Recently, incremental violations of the JCPOA by Iran have aggravated old wounds, and President Trump has threatened to withdraw from the deal on grounds that Iran is not held accountable to the extent that it should and continues to get more out of the deal than Washington does.

While those in favor of the JCPOA in its current form argue that it prevents the Islamic Republic from developing a nuclear weapon for the next decade, it is important to keep in mind Iran’s past and present activities when considering the fate of the deal.
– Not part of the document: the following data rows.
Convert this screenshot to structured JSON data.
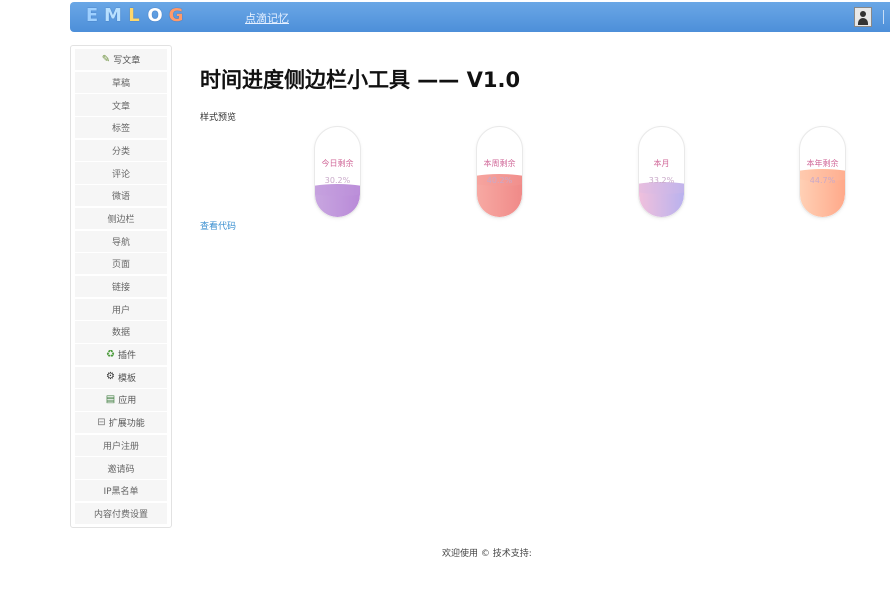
{
  "header": {
    "logo_letters": [
      "E",
      "M",
      "L",
      "O",
      "G"
    ],
    "site_name": "点滴记忆",
    "user_icon": "user-icon"
  },
  "sidebar": {
    "items": [
      {
        "label": "写文章",
        "icon": "write-icon"
      },
      {
        "label": "草稿"
      },
      {
        "label": "文章"
      },
      {
        "label": "标签"
      },
      {
        "label": "分类"
      },
      {
        "label": "评论"
      },
      {
        "label": "微语"
      },
      {
        "label": "侧边栏"
      },
      {
        "label": "导航"
      },
      {
        "label": "页面"
      },
      {
        "label": "链接"
      },
      {
        "label": "用户"
      },
      {
        "label": "数据"
      },
      {
        "label": "插件",
        "icon": "plugin-icon"
      },
      {
        "label": "模板",
        "icon": "gear-icon"
      },
      {
        "label": "应用",
        "icon": "app-icon"
      },
      {
        "label": "扩展功能",
        "icon": "expand-icon"
      },
      {
        "label": "用户注册"
      },
      {
        "label": "邀请码"
      },
      {
        "label": "IP黑名单"
      },
      {
        "label": "内容付费设置"
      }
    ]
  },
  "main": {
    "title": "时间进度侧边栏小工具 —— V1.0",
    "preview_label": "样式预览",
    "cards": [
      {
        "label": "今日剩余",
        "value": "30.2%"
      },
      {
        "label": "本周剩余",
        "value": "40.2%"
      },
      {
        "label": "本月",
        "value": "33.2%"
      },
      {
        "label": "本年剩余",
        "value": "44.7%"
      }
    ],
    "view_code_link": "查看代码"
  },
  "footer": {
    "text": "欢迎使用 © 技术支持:"
  }
}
Why Are We So Concerned With Iran?

 While some may argue that all countries have legitimate nuclear interests, Iran has been singled out for good reason. Their long-standing violation of nuclear safeguards has left the West leery of trusting Iran’s activities and intentions. In the past, Iran has clearly shown itself as less than fully forthcoming with their nuclear activities. Worse, its program has received significant foreign assistance from Pakistan, Russia, China, and even North Korea. The first revelations were in 2002; proving that Iran had been scaling up its nuclear program throughout the ‘90s. Another major source of concern came in 2009 via a letter from Iran to the International Atomic Energy Agency (IAEA) of an undisclosed enrichment plant at Fordow buried under a mountain (near the holy city of Qom). Analysts say that the reason Iran came forward with this admission was to get ahead of the Western disclosure; they knew U.S., British, and French officials had gathered enough evidence to bring forward an accusation. While initially non-operational, Iran was developing the Fordow plant parallel to Natanz. Soon after the revelation, Iran begun enriching uranium at Fordow, in contravention of multiple UNSC resolutions.
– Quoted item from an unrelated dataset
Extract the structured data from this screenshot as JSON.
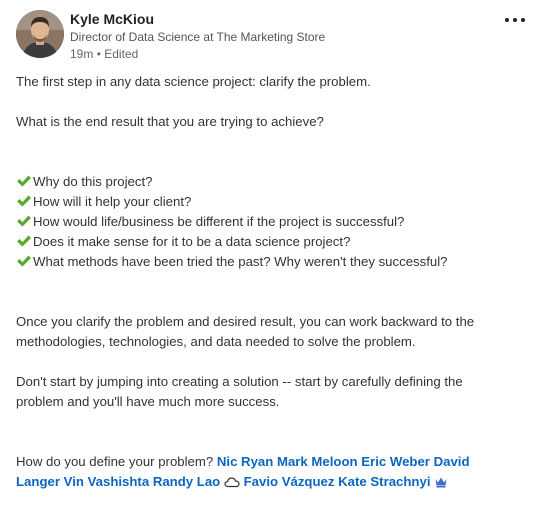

Iran has maintained that its nuclear program is only intended for peaceful purposes as a civilian energy program. However, a decade long game of cat and mouse with the IAEA and development of a vast arsenal of nuclear-capable ballistic missiles suggests otherwise.

Is the JCPOA Effective Enough?

In 2015, the JCPOA was adopted in an effort to better keep tabs on Iran’s nuclear program. It outlined an agreement that would allow the IAEA to regularly inspect Iran’s nuclear facilities, and limit their uranium-enrichment activities to a single facility for 10 years. Other facilities would be converted to avoid proliferation risks. In exchange for these stipulations, Iran would be granted certain relief from sanctions previously imposed upon them.

While the JCPOA may have opened up civil communications and dealings with Iran, critics of the deal feel the restrictions were not harsh enough. Mark Dubowitz of FDD says that the agreement allows Iran to continue nuclear development, albeit at a slower pace. He also adds that as the deal ages, “sunset clauses” come in to play that would ultimately allow Iran to engage in nuclear enrichment at near-zero breakout times. All the while, Iran thumbs its nose at the international community and skirts punishment (sanctions) since its violations of the deal aren’t deemed “egregious.” But what happens as these incremental violations build up over time? Mark Dubowitz of The Foundation for Defense for Democracies points out that Iran has not stopped their development and subsequent test launches of ballistic missiles. Though the UNSC resolution implementing the JCPOA does contain language limiting ballistic missile activity, critics have argued that a renegotiated, or “fixed,” deal should tighten these provisions.

When will Iran be held accountable not just for egregious violations, but incremental ones as well? We have yet to see an honest turn-around in Iranian behavior, and if the JCPOA continues in its current form, we should have no reason to expect otherwise.